After the famine and devastation that followed the end of World War II, people turned for solace to songs like the influential 1945 hit Ringo No Uta (The Apple Song), sung by Namiki Michiko and Kirishima Noburo. Despite the arrival of more Western styles like R&B and boogie-woogie, some artists emerged singing kayokyoku in a Japanese style. In 1949, at the tender age of 12, Hibari Misora, the greatest popular singer of the modern era, made her debut.

Hibari, a precocious child who could memorize long poems and mimic adult singers, was versatile. Her voice could handle the natural voice singing style or jigoe, as well as the wavering folk style or yuri. Her powerful, sobbing kobushi vocal technique created a highly charged atmosphere, but she was also talented enough to cover jazz, min'yo, Latin, chanson and torch songs in the thousand recordings she made before her death at 52 in 1989. In many ways, she was Japan's most well-known, and loved, popular cultural icon of the twentieth century: not only did she appear in 160 films; she was also the undisputed queen of enka.

Meanwhile, as Hibari was starting her career, American songs were spreading across Japan, helped by the Allied occupying forces. Japanese composers like Ryuchi Hattori picked up on the trends with the shuffle-rhythm inspired Tokyo Boogie Woogie, even managing a shamisen version. Other styles like bluegrass, rockabilly, Hawaiian (a second boom), doowop, R&B and jazz all developed quickly.

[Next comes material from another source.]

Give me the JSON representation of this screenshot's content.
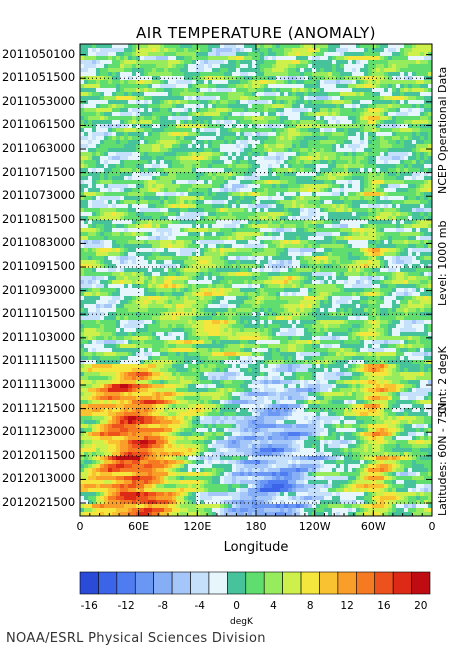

In the 1950s, Japanese Latin music was established, although its roots were laid down at least twenty years previously. During the Fifties and early Sixties, many Cuban-style bands like the Tokyo Cuban Boys were formed; tango and Latin singer Fujisawa Ranko is still remembered for her South American tours. Tango remains popular in Japan and there is even an original Latin rhythm, the dodompa. The tradition has been kept strong with the recent success of Orquesta de la Luz.

Kayokyoku gradually became associated with styles that used traditional scales, like enka, while the more Western-sounding pop became known as Japanese pops. This latter form was defined by songs like Sukiyaki and by the many Western-style groups that developed in the 1960s, known as Group Sounds. Japanese pops mirrored all the Western moves - Beatles imitators, rock, folk-rock, folk and psychedelia were all flavour of the day.